Sonny Somelofski turns from guide to boat builder


By Joe Moskowitz
Charles “Sonny” Somelofski is known by many locals as a hunting and fishing guide and the man, who along with his wife, Katherine, ran the Tremperskill Store, the place to get bait, gas, and more on county Route 1 in Andes. They sold the store and Sonny has decided to return to his Long Island roots, sort of. He is now in the boat building business.

He does his work in a garage on Main Street in Margaretville. It is a slow process. But it gets faster with each boat. He says it took him 11 months to build the first one. That included time off to winter in Florida and a steep learning curve. He says when he told his mother he was going to start building boats she said, “but you failed shop class.” Sonny says that’s not true, but he had to learn quite a bit about woodworking and boat building.

He uses as much local wood as he can, birch, cherry, spalted maple, larch. He says he does have to use western cedar, which doesn’t grow around here, but he says at least he buys it locally. He gets it from Gary Mead who has a woodworking business in Margaretville.

Lots of input
Sonny says he gets visitors popping in who offer suggestions. One of them was Michael Kudish. Mike now lives in Arkville but he taught Somelofski when Sonny was a student at Paul Smith’s College. When he told his former professor that he was building Adirondack boats, Kudish said they don’t build them in the Catskills. Somelofski said, “They do now.”

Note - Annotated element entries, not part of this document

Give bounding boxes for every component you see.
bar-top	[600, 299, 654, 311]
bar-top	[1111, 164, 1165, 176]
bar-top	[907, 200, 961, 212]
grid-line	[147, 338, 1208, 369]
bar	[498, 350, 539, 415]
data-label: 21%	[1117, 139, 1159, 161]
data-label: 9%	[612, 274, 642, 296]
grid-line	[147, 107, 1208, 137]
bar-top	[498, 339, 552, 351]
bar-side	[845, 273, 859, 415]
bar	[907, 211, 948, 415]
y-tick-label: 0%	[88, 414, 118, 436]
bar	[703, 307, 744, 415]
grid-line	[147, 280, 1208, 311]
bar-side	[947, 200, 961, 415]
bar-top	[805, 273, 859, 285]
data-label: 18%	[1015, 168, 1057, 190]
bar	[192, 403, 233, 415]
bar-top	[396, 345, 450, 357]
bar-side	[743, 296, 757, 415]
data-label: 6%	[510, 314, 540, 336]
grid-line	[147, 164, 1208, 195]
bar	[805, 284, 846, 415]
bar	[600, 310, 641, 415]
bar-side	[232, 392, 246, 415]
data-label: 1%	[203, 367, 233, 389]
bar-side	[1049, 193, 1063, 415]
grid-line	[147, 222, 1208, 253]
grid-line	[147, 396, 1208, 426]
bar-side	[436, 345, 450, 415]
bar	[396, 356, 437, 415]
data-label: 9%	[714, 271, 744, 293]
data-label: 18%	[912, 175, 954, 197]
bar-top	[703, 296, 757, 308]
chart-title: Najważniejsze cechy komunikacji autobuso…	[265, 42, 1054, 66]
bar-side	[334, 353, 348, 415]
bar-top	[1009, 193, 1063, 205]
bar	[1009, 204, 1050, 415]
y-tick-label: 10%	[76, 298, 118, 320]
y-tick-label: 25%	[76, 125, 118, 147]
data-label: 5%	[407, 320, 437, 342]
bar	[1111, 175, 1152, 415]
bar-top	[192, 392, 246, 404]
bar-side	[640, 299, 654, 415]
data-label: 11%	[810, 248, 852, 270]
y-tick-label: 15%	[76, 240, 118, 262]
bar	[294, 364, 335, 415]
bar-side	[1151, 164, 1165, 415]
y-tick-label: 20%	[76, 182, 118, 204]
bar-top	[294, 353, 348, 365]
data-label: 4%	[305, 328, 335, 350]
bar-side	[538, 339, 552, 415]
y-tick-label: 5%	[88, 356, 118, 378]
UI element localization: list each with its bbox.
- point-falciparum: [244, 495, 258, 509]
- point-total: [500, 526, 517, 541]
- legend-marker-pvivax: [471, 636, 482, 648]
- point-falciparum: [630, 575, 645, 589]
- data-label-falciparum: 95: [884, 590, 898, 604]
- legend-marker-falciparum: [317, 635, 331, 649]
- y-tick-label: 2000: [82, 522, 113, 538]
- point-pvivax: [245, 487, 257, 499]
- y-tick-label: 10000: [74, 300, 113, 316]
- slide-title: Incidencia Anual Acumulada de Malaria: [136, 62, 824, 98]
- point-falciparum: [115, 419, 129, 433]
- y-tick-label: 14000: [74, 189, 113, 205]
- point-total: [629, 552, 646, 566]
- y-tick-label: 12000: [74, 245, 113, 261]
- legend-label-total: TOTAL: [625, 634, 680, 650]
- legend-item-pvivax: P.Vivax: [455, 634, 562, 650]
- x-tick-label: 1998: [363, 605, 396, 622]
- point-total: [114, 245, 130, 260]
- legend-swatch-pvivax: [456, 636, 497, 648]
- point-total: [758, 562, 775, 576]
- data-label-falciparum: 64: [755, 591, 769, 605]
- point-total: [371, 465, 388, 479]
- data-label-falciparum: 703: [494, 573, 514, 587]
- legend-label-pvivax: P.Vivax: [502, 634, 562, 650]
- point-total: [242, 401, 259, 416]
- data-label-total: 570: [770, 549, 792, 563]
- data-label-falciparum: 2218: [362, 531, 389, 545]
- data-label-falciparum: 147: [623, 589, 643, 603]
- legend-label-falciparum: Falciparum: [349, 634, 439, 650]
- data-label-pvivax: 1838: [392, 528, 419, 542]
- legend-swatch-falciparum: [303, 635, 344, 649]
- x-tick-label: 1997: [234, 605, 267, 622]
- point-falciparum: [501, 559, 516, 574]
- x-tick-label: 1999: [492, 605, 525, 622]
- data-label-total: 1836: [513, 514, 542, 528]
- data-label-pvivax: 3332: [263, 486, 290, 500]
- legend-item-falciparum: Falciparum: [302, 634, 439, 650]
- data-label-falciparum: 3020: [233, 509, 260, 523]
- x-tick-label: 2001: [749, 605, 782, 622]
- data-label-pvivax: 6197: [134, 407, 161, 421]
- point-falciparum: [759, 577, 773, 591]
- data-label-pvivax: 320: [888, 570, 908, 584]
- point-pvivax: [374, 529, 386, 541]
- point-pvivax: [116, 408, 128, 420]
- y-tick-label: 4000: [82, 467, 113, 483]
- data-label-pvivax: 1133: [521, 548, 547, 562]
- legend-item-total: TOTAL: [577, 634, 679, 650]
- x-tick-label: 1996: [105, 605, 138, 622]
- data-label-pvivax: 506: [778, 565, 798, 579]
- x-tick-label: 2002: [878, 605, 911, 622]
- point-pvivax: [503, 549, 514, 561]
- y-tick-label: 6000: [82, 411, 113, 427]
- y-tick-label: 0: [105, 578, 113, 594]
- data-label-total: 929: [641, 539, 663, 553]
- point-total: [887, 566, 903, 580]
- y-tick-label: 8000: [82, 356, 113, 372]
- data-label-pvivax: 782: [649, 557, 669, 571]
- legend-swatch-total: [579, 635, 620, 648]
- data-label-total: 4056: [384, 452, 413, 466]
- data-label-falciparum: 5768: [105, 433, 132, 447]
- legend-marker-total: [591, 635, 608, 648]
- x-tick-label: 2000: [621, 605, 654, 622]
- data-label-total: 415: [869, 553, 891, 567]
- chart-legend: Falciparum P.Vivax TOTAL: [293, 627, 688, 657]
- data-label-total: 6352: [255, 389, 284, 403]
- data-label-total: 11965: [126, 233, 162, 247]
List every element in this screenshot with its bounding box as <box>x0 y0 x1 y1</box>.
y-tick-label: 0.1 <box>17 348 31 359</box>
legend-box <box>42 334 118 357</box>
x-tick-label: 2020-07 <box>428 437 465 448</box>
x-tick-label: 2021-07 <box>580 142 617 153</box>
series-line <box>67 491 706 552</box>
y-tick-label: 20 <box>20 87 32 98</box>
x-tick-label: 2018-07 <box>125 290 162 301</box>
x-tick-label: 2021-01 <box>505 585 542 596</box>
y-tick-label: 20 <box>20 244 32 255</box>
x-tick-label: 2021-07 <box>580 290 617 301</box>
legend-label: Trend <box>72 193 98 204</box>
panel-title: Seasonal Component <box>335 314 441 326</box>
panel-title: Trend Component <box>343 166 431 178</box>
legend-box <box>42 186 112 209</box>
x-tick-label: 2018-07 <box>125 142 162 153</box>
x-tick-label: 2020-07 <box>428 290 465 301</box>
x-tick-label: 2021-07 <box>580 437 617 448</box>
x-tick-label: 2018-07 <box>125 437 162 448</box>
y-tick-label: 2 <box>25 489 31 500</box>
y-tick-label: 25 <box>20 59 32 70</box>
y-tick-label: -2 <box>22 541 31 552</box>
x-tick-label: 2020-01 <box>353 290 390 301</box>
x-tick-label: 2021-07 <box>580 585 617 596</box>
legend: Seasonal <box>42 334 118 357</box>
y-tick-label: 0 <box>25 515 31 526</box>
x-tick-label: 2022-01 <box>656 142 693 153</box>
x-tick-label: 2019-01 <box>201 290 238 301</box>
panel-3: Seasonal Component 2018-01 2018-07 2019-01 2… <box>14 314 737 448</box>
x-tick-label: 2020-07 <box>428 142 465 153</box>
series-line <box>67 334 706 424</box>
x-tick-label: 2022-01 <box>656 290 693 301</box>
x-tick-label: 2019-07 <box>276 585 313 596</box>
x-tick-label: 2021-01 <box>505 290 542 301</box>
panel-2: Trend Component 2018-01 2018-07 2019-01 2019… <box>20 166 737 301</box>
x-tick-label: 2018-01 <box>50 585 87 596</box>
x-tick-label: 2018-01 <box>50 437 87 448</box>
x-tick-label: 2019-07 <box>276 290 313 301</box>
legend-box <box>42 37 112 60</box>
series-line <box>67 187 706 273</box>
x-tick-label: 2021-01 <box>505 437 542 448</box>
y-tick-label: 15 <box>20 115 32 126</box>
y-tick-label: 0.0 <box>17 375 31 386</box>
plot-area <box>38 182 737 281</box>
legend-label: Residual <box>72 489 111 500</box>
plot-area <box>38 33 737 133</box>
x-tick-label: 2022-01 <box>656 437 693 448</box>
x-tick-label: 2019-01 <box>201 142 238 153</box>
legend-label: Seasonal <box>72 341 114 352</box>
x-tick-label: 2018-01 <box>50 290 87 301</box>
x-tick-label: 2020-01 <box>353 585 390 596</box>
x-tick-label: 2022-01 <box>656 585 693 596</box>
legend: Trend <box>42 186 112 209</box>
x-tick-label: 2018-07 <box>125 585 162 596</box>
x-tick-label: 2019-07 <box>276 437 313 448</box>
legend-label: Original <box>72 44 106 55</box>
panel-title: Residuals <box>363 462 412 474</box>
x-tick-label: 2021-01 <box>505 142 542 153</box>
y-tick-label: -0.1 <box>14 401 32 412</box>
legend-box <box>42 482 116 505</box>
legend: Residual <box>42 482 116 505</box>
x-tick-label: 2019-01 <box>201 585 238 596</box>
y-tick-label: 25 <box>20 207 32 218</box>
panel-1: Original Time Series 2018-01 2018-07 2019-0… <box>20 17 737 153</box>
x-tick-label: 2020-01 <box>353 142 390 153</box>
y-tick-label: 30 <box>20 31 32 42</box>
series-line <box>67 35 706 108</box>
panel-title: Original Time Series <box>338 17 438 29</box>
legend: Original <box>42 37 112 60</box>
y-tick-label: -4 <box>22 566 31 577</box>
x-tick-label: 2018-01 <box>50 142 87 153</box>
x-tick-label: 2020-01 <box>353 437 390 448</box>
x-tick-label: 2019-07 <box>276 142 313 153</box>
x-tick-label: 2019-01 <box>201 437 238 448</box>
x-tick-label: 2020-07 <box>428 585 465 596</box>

Before long Sonny will take a break and head to Maine. He attends what amounts to a men’s summer camp for boat builders. It will take years to complete his group’s project. But there is no hurry.

When he gets back, he says he will have to get a trailer. The boats are surprisingly light. They are about 17-feet long, but only weigh about 120 pounds. But they still have to be taken to the water.
He won’t launch them in the reservoir. He says they would be the first ones to be stolen and steam cleaning, which is a Department of Environmental Protection requirement, wouldn’t be good for the wood.

Meanwhile, he says if anyone wants to watch or has any helpful hints, they are welcome to drop in. He is in no hurry.